Perhaps Zuckerberg and the FB Team should realize that Facebook has become way more than social gathering, but is actually serving the needs of underground activism, resource and support sharing for marginalized communities in the LGBTI world. While many know the risks, Facebook has a huge responsibility that goes way beyond giggling teenage chit chat.

From David Kirkpatrick’s “The Facebook Effect,” we can note that Facebook’s Founder and Chief Executive Officer Mark Zuckerberg has had to learn over time that not everyone wants to be open like he does.  He still has this ideal about Facebook changing the world and making people more open about themselves and thus more accountable. However, numerous controversies over privacy have occurred over the years, and that’s forced him to change his tune on privacy. Now when he talks about changing the world, he’s more focused on things like content sharing.

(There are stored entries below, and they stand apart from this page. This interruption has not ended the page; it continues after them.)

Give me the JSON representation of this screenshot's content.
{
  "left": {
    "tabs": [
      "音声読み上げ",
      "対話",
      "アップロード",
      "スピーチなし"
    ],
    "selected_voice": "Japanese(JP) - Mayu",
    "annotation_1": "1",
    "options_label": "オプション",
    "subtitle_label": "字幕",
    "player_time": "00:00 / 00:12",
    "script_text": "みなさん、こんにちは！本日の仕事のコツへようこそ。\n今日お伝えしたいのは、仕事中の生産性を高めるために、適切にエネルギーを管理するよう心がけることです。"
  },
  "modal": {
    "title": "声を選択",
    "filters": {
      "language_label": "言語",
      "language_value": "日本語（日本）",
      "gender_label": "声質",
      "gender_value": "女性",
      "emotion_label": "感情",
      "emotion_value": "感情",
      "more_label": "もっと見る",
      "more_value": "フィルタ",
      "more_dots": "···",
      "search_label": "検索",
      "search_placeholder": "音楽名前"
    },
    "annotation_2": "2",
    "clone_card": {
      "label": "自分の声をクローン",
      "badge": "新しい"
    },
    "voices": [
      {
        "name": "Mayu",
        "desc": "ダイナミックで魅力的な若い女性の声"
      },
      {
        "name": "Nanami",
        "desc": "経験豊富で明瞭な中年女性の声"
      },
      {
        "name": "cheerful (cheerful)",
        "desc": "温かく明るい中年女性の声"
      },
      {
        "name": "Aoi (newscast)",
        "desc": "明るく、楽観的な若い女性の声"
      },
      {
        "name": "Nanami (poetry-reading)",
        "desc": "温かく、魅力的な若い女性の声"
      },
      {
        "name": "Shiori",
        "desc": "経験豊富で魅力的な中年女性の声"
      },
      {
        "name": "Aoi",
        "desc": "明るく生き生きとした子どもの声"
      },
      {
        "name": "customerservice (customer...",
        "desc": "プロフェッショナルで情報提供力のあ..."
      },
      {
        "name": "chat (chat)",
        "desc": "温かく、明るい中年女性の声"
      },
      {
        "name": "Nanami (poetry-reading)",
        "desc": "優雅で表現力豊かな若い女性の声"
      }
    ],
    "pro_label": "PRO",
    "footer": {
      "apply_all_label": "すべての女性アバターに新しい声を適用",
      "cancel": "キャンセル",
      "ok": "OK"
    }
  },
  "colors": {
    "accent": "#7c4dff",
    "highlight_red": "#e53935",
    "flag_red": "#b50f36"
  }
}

Perhaps by the time I get this article up the Glitch will be gone – but err on the side of caution and check in first!   Hopefully privacy setting will be preserved the minute of the switchover and made more difficult to change when transformations occur.  “Oh yes and FB my friend who noticed the glitch says FB Timeline sucks, Maybe I will check out Google Plus!”

——————————————————————

Examples of  Countries in Africa  which Criminalize Homosexuality

Kenya – Prison for 14 years
Uganda – Pending “kill-the-Gays Bill” – prison and possible death penalty
Mauritania – death penalty
Nigeria – Sharia Law
Tanzania – up to life in prison
Gambia – 14 years
Zambia – 14 years
South Sudan – 10 years
Libya – 5 years
Sudan – 5 years
Tunisia – 3 years
Morroco – 3 years
Cameroon – 5 years
Zimbabwe
Guinea – 3 years
Algeria – 2 years
Malawi
Egypt- Not specifically  outlawed, but other laws may apply
Angola – Not specifically  outlawed, but other laws may apply

Sao Tome & Principe – may become legal
Seychelles – Illegal, but proposed legislative changes, and signed UN Declaration- unenforced – This is a safe destination, but stop over / plane change required in Kenya.
Mauritius – debating repeal and signed UN Declaration
Namibia – unenforced
Botswana – unenforced


2 thoughts on “Breaking: Facebook Timeline Glitch Could Cause Danger for GAY LGBTI Users

  1. My tip would be to have two profiles: one for very close friends/family and one for random old school friends and work colleagues. Keep the close friends one incredibly private and the other free to search for, and then only post fluffy safe updates and pics on the work one and all other material on the other. If you are very lazy you can even be logged into both accounts if you simply use different Internet browsers for different accounts.